29 July 2011

Thoughts on the Norway attacks

And so it came to pass that the bombing and massacre in Norway were carried out by a homegrown, lone-wolf terrorist with anti-Muslim sentiment, contrary to conjecture about al-QaΚΏida or other Islamist groups masterminding this horror.  I have to admit that Islamist terrorism was the first thing that popped into my head when I first heard that there was a bombing, but I wasn't so reckless as to make public declarations about it before I knew the details.  I would have hoped that professional journalists would hold themselves to an even higher standard than an ordinary citizen, but who am I kidding?
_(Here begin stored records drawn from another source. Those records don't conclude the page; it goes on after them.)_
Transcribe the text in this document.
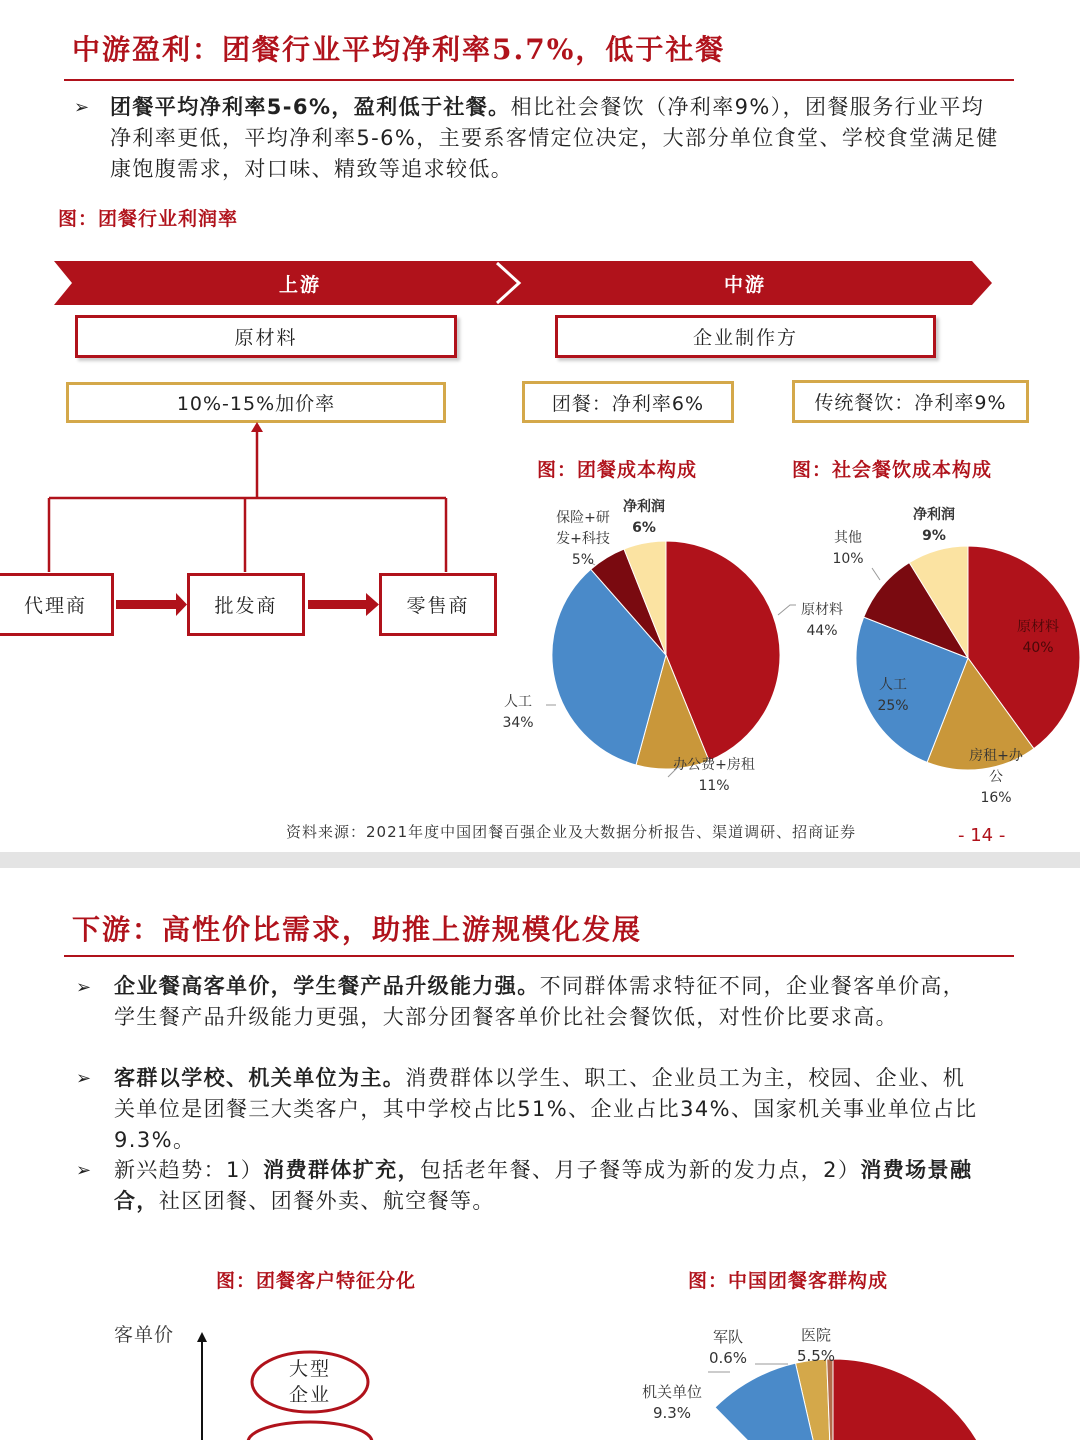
中游盈利：团餐行业平均净利率5.7%，低于社餐
➢ 团餐平均净利率5-6%，盈利低于社餐。相比社会餐饮（净利率9%），团餐服务行业平均净利率更低，平均净利率5-6%，主要系客情定位决定，大部分单位食堂、学校食堂满足健康饱腹需求，对口味、精致等追求较低。
图：团餐行业利润率
上游	中游
原材料	企业制作方
10%-15%加价率	团餐：净利率6%	传统餐饮：净利率9%
代理商	批发商	零售商
图：团餐成本构成	图：社会餐饮成本构成
保险+研
发+科技
5%
净利润
6%
原材料
44%
人工
34%
办公费+房租
11%
其他
10%
净利润
9%
原材料
40%
人工
25%
房租+办
公
16%
资料来源：2021年度中国团餐百强企业及大数据分析报告、渠道调研、招商证券	- 14 -
下游：高性价比需求，助推上游规模化发展
➢ 企业餐高客单价，学生餐产品升级能力强。不同群体需求特征不同，企业餐客单价高，学生餐产品升级能力更强，大部分团餐客单价比社会餐饮低，对性价比要求高。
➢ 客群以学校、机关单位为主。消费群体以学生、职工、企业员工为主，校园、企业、机关单位是团餐三大类客户，其中学校占比51%、企业占比34%、国家机关事业单位占比9.3%。
➢ 新兴趋势：1）消费群体扩充，包括老年餐、月子餐等成为新的发力点，2）消费场景融合，社区团餐、团餐外卖、航空餐等。
图：团餐客户特征分化	图：中国团餐客群构成
客单价
大型
企业
军队
0.6%
医院
5.5%
机关单位
9.3%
Left-wing commentators have been coming down hard with criticism toward anyone who incorrectly speculated that Islamic terrorists were behind the attack, solidifying their view that Christian extremists are just as bad. But is Anders Behring Breivik really a Christian extremist?  Anders Behring Breivik thinks so.

How sincere are his religious convictions?  From what I've gathered by skimming his manifesto, he was just an all-around deranged madman who admittedly hedged his bets on Pascal's wager before what he thought would be a suicide mission in the name of "cultural Christians" against the threat of multiculturalism.  Regardless of how much of a True Believer™ Breivik was, attempts to associate or dissociate him with Christianity are pointless; Jon Stewart did a great job pointing out how ridiculous it has become:

Right-wing pundits were quick to suggest that Breivik was right about the Islamic threat in Europe, though bombing government buildings and massacring children isn't a very effective way of fighting that threat.  If he believed that his country was under siege by Muslim invaders, why didn't he take the "fight" to his perceived enemy?  What did he think he was accomplishing by murdering all those people?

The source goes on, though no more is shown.